The incoming data continue to bolster our view of a weakening economy. In past blogs we’ve noted that real (inflation adjusted) weekly take home pay is negative on a Y/Y basis (-4%). The chart above, from Blackrock, shows that U.S. labor costs have been falling. So, it isn’t any wonder that corporate profits reached another all-time high.
Some commentators have expressed the view that businesses have been price “gouging,” i.e., raising prices faster than costs. Afterall, if “inflation” is on everyone’s mind, then price increases are “expected.” We don’t think many of those prices will stick once consumers cut back. The “narrative” on Wall Street is that consumers won’t cut back because Uncle Sam sent free money for the last couple of years and that money is available to buoy consumption.
Well, it was – but, no longer! The savings rate has now plunged below its pre-pandemic level to 6.6% so all that “free money” looks to have been spent. And then, in March and April, consumption was bolstered by record breaking increases in consumer credit (read: credit card debt)(see chart above). That can’t continue as credit limits are approached.
In addition, an oft used source of consumer funding, especially for big ticket items, has been home refinance. This was especially true as home prices rose while the Fed held down interest rates. But, with the rise in rates, that source, too has disappeared (see chart). There doesn’t appear to be many other places where consumers can easily access credit. Thus, we believe a significant slowdown in consumption will soon show up in the data.

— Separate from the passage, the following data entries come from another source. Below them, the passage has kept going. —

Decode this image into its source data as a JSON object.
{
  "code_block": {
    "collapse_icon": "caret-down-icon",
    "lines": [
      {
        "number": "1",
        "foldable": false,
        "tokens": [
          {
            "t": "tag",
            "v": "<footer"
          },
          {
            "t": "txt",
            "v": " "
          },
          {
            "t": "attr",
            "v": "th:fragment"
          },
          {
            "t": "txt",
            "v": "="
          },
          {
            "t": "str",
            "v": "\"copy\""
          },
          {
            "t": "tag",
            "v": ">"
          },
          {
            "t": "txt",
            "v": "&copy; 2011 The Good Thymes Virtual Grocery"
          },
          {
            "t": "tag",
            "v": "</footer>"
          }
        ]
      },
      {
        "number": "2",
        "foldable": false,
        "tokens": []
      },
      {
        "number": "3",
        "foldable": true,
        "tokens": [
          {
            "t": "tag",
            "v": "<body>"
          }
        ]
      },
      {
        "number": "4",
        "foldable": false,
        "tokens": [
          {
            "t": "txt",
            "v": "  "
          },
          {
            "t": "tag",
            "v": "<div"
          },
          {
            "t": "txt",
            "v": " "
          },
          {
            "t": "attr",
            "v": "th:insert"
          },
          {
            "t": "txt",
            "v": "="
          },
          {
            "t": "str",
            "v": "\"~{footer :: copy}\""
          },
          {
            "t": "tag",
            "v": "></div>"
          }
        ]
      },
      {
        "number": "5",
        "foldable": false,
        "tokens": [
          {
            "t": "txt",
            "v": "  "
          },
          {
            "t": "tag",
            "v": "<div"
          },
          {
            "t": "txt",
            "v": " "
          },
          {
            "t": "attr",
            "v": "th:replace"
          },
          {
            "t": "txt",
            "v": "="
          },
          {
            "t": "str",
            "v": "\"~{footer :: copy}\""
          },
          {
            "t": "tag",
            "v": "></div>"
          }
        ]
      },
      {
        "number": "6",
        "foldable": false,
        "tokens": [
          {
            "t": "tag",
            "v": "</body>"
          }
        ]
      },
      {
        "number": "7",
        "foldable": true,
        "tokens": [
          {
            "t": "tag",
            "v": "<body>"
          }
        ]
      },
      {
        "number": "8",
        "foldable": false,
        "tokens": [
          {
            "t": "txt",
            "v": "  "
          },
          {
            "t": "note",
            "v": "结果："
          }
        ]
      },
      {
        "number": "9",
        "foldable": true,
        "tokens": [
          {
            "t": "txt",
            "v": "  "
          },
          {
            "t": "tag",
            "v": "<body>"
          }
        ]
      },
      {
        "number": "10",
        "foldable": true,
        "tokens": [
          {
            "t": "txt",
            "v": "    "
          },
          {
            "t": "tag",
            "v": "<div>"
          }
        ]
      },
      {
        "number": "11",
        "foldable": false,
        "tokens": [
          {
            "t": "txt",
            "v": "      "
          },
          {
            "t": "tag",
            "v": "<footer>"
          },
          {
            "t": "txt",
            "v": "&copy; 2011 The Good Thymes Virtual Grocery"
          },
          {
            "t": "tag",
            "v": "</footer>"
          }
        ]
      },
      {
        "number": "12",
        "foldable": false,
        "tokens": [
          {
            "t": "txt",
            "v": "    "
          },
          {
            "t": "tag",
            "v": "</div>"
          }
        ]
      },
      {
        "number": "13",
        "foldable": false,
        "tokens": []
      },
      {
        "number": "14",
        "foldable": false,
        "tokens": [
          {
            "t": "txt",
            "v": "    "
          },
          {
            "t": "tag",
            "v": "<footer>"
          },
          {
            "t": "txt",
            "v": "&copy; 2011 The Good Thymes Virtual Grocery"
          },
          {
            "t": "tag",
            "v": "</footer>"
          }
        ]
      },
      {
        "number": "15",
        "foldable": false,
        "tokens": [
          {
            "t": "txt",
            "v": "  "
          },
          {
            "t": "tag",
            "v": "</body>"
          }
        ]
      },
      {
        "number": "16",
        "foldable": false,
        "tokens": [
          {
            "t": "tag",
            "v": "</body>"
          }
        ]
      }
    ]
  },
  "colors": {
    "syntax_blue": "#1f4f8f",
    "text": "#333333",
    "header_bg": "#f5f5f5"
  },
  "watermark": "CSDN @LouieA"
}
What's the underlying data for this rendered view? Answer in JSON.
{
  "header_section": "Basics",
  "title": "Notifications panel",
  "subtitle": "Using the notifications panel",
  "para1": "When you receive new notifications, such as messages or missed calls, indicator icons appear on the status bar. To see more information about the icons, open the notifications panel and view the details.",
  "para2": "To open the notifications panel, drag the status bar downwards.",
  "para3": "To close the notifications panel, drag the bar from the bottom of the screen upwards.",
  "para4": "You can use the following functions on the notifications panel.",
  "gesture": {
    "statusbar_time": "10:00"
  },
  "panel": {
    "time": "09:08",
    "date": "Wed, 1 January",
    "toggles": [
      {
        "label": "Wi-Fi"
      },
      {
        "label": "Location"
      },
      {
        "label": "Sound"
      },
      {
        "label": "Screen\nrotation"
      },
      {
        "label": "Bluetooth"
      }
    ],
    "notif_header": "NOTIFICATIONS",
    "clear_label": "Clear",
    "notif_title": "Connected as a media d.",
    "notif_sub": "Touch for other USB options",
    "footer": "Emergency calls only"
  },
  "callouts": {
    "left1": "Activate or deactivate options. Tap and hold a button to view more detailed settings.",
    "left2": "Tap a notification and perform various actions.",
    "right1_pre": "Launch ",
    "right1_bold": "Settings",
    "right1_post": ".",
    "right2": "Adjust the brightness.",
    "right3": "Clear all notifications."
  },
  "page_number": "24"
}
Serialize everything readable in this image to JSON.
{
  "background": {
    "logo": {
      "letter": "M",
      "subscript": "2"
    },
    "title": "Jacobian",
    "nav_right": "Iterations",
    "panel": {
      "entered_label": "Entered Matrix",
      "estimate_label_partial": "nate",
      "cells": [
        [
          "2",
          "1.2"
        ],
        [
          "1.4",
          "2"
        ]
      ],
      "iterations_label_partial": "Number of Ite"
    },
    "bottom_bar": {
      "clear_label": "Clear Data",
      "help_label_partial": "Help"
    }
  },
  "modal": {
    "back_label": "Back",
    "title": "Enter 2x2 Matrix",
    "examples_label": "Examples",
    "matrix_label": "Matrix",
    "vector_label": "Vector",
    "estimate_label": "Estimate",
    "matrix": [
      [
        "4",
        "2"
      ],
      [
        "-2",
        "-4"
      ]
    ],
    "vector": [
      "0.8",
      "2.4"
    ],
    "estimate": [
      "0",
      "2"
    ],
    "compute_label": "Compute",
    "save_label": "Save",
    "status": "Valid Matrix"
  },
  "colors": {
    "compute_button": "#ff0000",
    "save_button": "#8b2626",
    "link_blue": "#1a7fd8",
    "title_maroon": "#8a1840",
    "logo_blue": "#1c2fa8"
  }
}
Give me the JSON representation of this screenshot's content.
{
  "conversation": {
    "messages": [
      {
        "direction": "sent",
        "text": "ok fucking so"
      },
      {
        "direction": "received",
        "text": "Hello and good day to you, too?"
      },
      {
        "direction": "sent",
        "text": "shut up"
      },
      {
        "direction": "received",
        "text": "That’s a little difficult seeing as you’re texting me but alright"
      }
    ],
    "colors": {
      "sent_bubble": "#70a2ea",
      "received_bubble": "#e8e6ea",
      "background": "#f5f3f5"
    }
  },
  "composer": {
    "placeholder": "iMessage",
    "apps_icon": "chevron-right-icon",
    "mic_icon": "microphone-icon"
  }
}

Last week, we talked about how markets misinterpreted the employment report, completely ignoring the Household Survey (-353K), relying instead on a Payroll Survey (+428K) that added +160K for small businesses (Birth-Death model) when all the surveys say that small businesses are cutting back and the largest payroll purveyor in America, ADP, counted -120K fewer employees in their small business sector.
This week, the “narrative” emphasized “inflation,” despite the fact that for both CPI and PPI March looks to have been the peak and that, going forward, just a repeat of April for the remainder of the year will significantly reduce that malady.
The real driving force in the financial markets is the Fed. Markets rise and fall based on what they think the Fed might do next. That’s why “bad” news on the economy is “good” news for markets, because “bad” economic news means the Fed won’t fulfill its “Forward Guidance” tightening program.
Robert Barone, Ph.D.
(Joshua Barone contributed to this blog.)